Respondents with some college or less had lower specificity compared to those with more education (0.73 versus 0.80, p < 0.0001). Respondents who used a smartphone or computer to complete their survey had a higher specificity than those who completed the survey over the telephone (0.77 versus 0.70, p < 0.0001). Black respondents had a lower specificity than White respondents (0.65 versus 0.78, p < 0.0001). Effect sizes for education and mode were small (h = 0.17 and h = 0.16, respectively). The effect size for race was between small and medium (h = 0.28).

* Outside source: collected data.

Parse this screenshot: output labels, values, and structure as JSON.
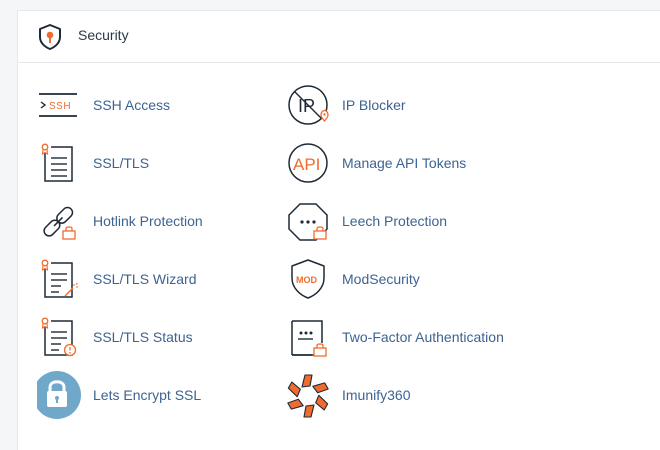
{
  "section": {
    "title": "Security",
    "icon": "shield-icon"
  },
  "colors": {
    "link": "#3d6391",
    "icon_dark": "#1f2a36",
    "icon_accent": "#f06c2e",
    "lets_encrypt_bg": "#6fa8c9"
  },
  "tools": [
    {
      "id": "ssh-access",
      "label": "SSH Access",
      "icon": "ssh-terminal-icon"
    },
    {
      "id": "ip-blocker",
      "label": "IP Blocker",
      "icon": "ip-blocker-icon",
      "icon_text": "IP"
    },
    {
      "id": "ssl-tls",
      "label": "SSL/TLS",
      "icon": "certificate-icon"
    },
    {
      "id": "manage-api-tokens",
      "label": "Manage API Tokens",
      "icon": "api-token-icon",
      "icon_text": "API"
    },
    {
      "id": "hotlink-protection",
      "label": "Hotlink Protection",
      "icon": "chain-link-lock-icon"
    },
    {
      "id": "leech-protection",
      "label": "Leech Protection",
      "icon": "leech-protection-icon"
    },
    {
      "id": "ssl-tls-wizard",
      "label": "SSL/TLS Wizard",
      "icon": "certificate-wand-icon"
    },
    {
      "id": "modsecurity",
      "label": "ModSecurity",
      "icon": "mod-shield-icon",
      "icon_text": "MOD"
    },
    {
      "id": "ssl-tls-status",
      "label": "SSL/TLS Status",
      "icon": "certificate-status-icon"
    },
    {
      "id": "two-factor-authentication",
      "label": "Two-Factor Authentication",
      "icon": "two-factor-icon"
    },
    {
      "id": "lets-encrypt-ssl",
      "label": "Lets Encrypt SSL",
      "icon": "padlock-icon"
    },
    {
      "id": "imunify360",
      "label": "Imunify360",
      "icon": "imunify360-icon"
    }
  ]
}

Because the model was fine-tuned from SimCSE, itself fine-tuned from BERT, it will reproduce all biases inherent in these base models. Due to tokenization, the model may incorrectly classify typos, especially in acronyms. For example: LGBTQ is valid, while LBGTQ is classified as gibberish.

Open source license

Model and code are released as open source under the Creative Commons Universal Public Domain. That includes source files and code samples, if any, in the content. This means you can use the code, model, and content in this repository except for any official trademarks in your own projects.

Open-source projects are made available and contributed to under licenses that include terms that—for the protection of contributors—make clear that the projects are offered—

  • “As-is”
  • Without warranty
  • Disclaiming liability for damages resulting from using the projects

This model is no different. The open content license it is offered under includes such terms.